This was me two weeks ago. Literally.
And so, that day when I heard we needed a surveyor, I laid down on our carpet with my face down and legs in the fetal position. You see, surveyors don't come cheap. Depending on the scope of the project, it can be several thousand dollars. When we initially got a quote from a surveyor, it was $5K to stake out the property corners, and to mark out the clearing limits and open space. Hmm, we said, no thanks. We were under the impression that a surveyor would be at least a thousand dollars.. Again.. more money out of our bank (and this was AFTER our builder told us our price was going up on our home by $24K). I just couldn't handle another delay and additional cost.
BUT, the good news was that there is a local surveying company in Gig Harbor that is family-owned and operated. Aspen Land Surveying was recommended to us by a future neighbor, and we also know one of their employees from church. We called them up, they gave us an extremely fair price, AND they were done by the end of the week. I would highly recommend them if you have surveying needs in the Kitsap, Pierce, or Mason county areas.
See the red mark at the bottom? That's where the builder marked the corner of the foundation.
Getting power to your house is the worst. Luckily, we have underground power at our property already.. so a trench just has to be dug to within two feet of the power source. Then, the electrician has to run the power from a temporary power pole into the trench. Then, the state (or county, I'm not sure) has to inspect to make sure it's within code parameters. Then, the power company has to connect the last two feet from the trench into the power source. And, somewhere in all this mess, the trench has to be filled with dirt. Literally, we are coordinating between our builder, our excavator, the electrician, the power company, the county, the excavator again, and then our builder again. I am exhausted. It's a stress circus of phone calls, texts, and emails.

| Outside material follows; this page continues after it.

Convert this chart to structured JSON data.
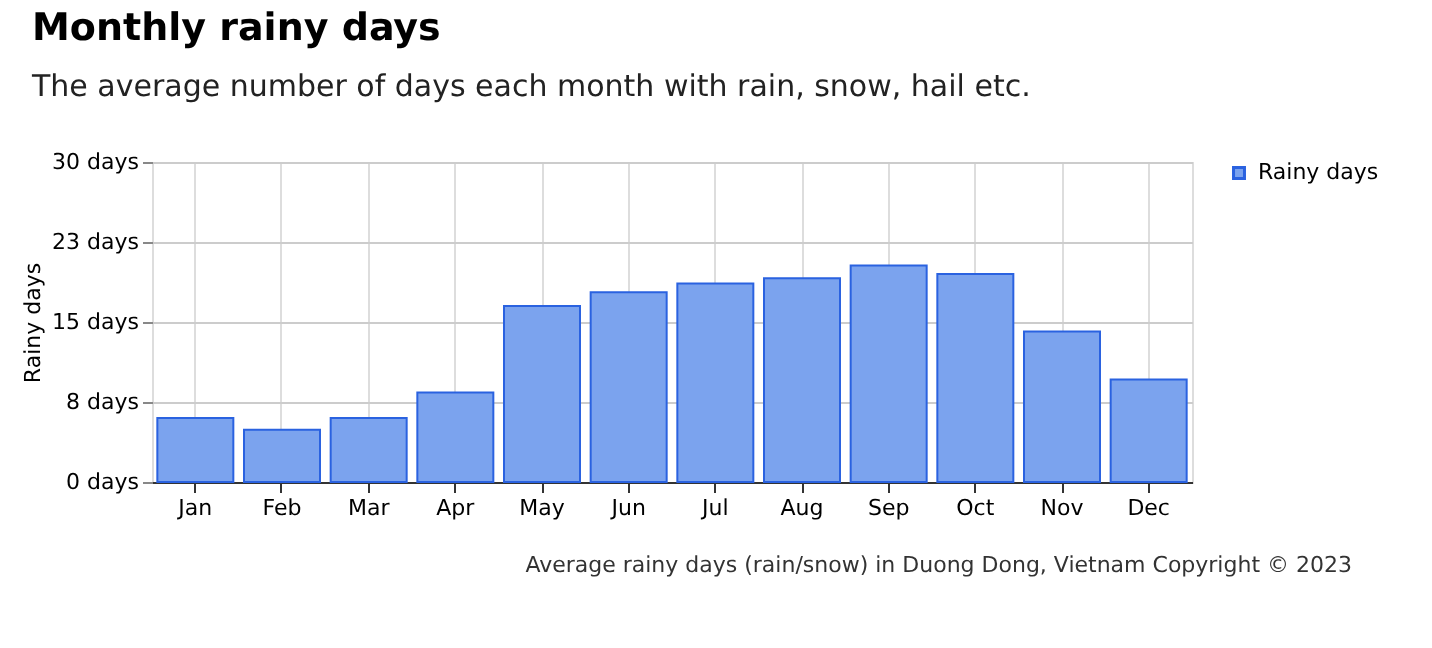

So, last night, we went to the lot to go measure out the changes needed in the foundation, and I had to use garden shears to attack any remaining roots or branches sticking out from the ground. My forearms kind of hurt today. The kids were just filthy from playing in the dirt. We stopped by our future neighbors house (did we mention we have three future neighbors that are all young families building homes down the street?), and we struck a deal. We had some huge logs (cedar, pine, etc) that we needed to get rid of, and they were too big for us to cut through.. So, our neighbor took our logs this morning, and they are letting us borrow their industrial drying fans for our drywall and stuff. Win win. Always a good solution. We let strangers and co-workers come on our property to cut and take a giant amount of wood home, and some people freaking trashed the place. One person left a broken bike, others left melon rinds, and some of them trampled our silt fence for construction and didn't put it back. Craigslist people, man...
All in all, we are feeling an extreme urgency and anxiety to get our foundation INTO the ground. We don't want to get any further price increases, and we REALLY want the roof on before the rain starts. We have had such a dry summer up here in Seattle, and now it's just been wasted with delays and such on our house. But, nobody else feels the urgency that we do to start the house! It's maddening, and yet, par for the course..
To end on a good note, I have Wednesday off this upcoming week to complete new job paperwork (my last week at the hospital!), and so Graham and I are meeting with our builder to make selections for our house. This means, floor, carpet, siding, stone, tile, etc. We are SO excited. I'll try to take pictures to give you an idea of what things will look like.